Meanwhile, silver dipped below $22, putting it on track for the lowest close since September 2010. Silver's potential breakdown doesn't necessarily bode poorly for gold. As long as the yellow metal remains above $1,322, prices are safe, from a technical perspective. However, it just goes to show that the entire precious metals complex remains vulnerable following the steep declines from earlier this year (see "World Gold Council's Artigas: Expanding Gold Holdings Could Add Huge Demand, Mine Production Stagnant"). Patience is warranted and we recommend traders stay on the sidelines until there is more clarity on the outlook.
Crude oil surged this week, outperforming all other commodities. A big drawdown in U.S. inventories (see "Oil Outperforms Amid Stock Market Sell-Off As Crude Supplies Sink") provided support. Brent has been fluctuating between $100 and $106 over the past five weeks. A break outside of that range would set the medium-term trend. At the same time, if WTI can surpass $98, it would be considered a significant technical breakout.

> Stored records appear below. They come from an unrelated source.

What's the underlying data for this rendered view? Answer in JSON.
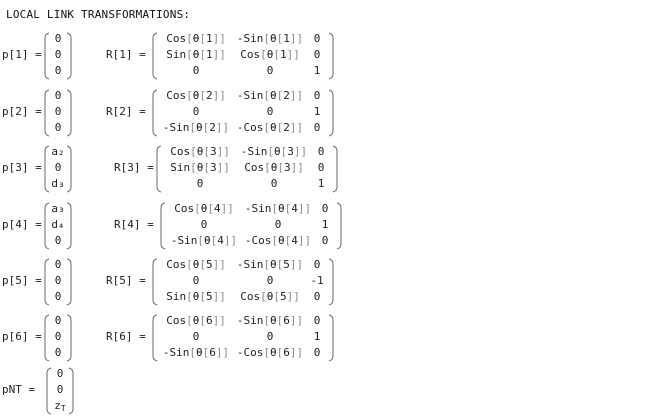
{
  "title": "LOCAL LINK TRANSFORMATIONS:",
  "rows": [
    {
      "p_label": "p[1] =",
      "p": [
        "0",
        "0",
        "0"
      ],
      "r_label": "R[1] =",
      "R": [
        [
          "Cos[θ[1]]",
          "-Sin[θ[1]]",
          "0"
        ],
        [
          "Sin[θ[1]]",
          "Cos[θ[1]]",
          "0"
        ],
        [
          "0",
          "0",
          "1"
        ]
      ]
    },
    {
      "p_label": "p[2] =",
      "p": [
        "0",
        "0",
        "0"
      ],
      "r_label": "R[2] =",
      "R": [
        [
          "Cos[θ[2]]",
          "-Sin[θ[2]]",
          "0"
        ],
        [
          "0",
          "0",
          "1"
        ],
        [
          "-Sin[θ[2]]",
          "-Cos[θ[2]]",
          "0"
        ]
      ]
    },
    {
      "p_label": "p[3] =",
      "p": [
        "a₂",
        "0",
        "d₃"
      ],
      "r_label": "R[3] =",
      "R": [
        [
          "Cos[θ[3]]",
          "-Sin[θ[3]]",
          "0"
        ],
        [
          "Sin[θ[3]]",
          "Cos[θ[3]]",
          "0"
        ],
        [
          "0",
          "0",
          "1"
        ]
      ]
    },
    {
      "p_label": "p[4] =",
      "p": [
        "a₃",
        "d₄",
        "0"
      ],
      "r_label": "R[4] =",
      "R": [
        [
          "Cos[θ[4]]",
          "-Sin[θ[4]]",
          "0"
        ],
        [
          "0",
          "0",
          "1"
        ],
        [
          "-Sin[θ[4]]",
          "-Cos[θ[4]]",
          "0"
        ]
      ]
    },
    {
      "p_label": "p[5] =",
      "p": [
        "0",
        "0",
        "0"
      ],
      "r_label": "R[5] =",
      "R": [
        [
          "Cos[θ[5]]",
          "-Sin[θ[5]]",
          "0"
        ],
        [
          "0",
          "0",
          "-1"
        ],
        [
          "Sin[θ[5]]",
          "Cos[θ[5]]",
          "0"
        ]
      ]
    },
    {
      "p_label": "p[6] =",
      "p": [
        "0",
        "0",
        "0"
      ],
      "r_label": "R[6] =",
      "R": [
        [
          "Cos[θ[6]]",
          "-Sin[θ[6]]",
          "0"
        ],
        [
          "0",
          "0",
          "1"
        ],
        [
          "-Sin[θ[6]]",
          "-Cos[θ[6]]",
          "0"
        ]
      ]
    }
  ],
  "pnt": {
    "label": "pNT =",
    "values": [
      "0",
      "0",
      "z_T"
    ]
  }
}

Grains were mixed. Corn and wheat look rather uninspiring on the charts; however, soybeans are ripe for a potential move above the $15.50/bushel resistance level. That would push prices to new highs for the year.
Copper is locked in a very narrow band between $3.30 and $3.40/lb.

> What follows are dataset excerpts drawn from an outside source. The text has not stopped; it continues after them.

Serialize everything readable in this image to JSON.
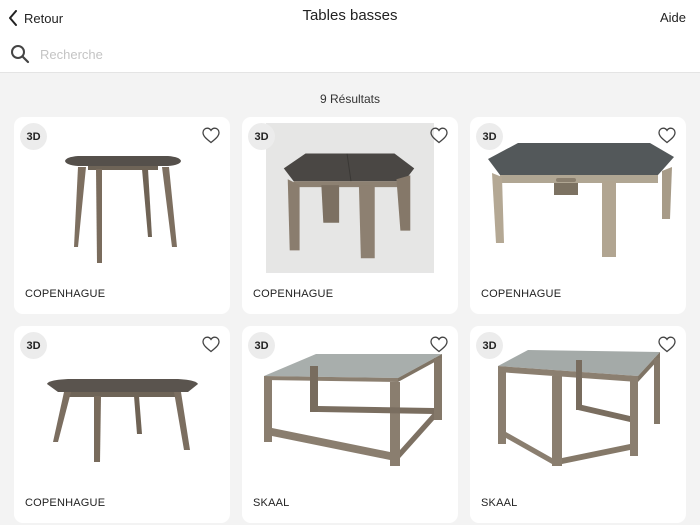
{
  "header": {
    "back_label": "Retour",
    "title": "Tables basses",
    "help_label": "Aide"
  },
  "search": {
    "placeholder": "Recherche",
    "value": ""
  },
  "results_label": "9 Résultats",
  "products": [
    {
      "name": "COPENHAGUE",
      "badge": "3D",
      "image_icon": "table-copenhague-tall-icon"
    },
    {
      "name": "COPENHAGUE",
      "badge": "3D",
      "image_icon": "table-copenhague-photo-icon"
    },
    {
      "name": "COPENHAGUE",
      "badge": "3D",
      "image_icon": "table-copenhague-wide-icon"
    },
    {
      "name": "COPENHAGUE",
      "badge": "3D",
      "image_icon": "table-copenhague-low-icon"
    },
    {
      "name": "SKAAL",
      "badge": "3D",
      "image_icon": "table-skaal-rectangular-icon"
    },
    {
      "name": "SKAAL",
      "badge": "3D",
      "image_icon": "table-skaal-square-icon"
    }
  ],
  "colors": {
    "background": "#f3f3f3",
    "card": "#ffffff",
    "wood": "#8a7b6a",
    "top_dark": "#4a4845",
    "top_concrete": "#a9adab"
  }
}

Natural gas was the worst-performing commodity this week. Prices tanked after the EIA reported a massive 111 bcf inventory build for last week. While hot weather is on the way, it will be tough for gas to shake off this week's very disappointing storage data. In the very short term, we see a neutral-to-bearish bias before prices rebound during the summer months (see "NatGas Prices Plunge 4%, At Risk Of Breakdown After Huge Inventory Build").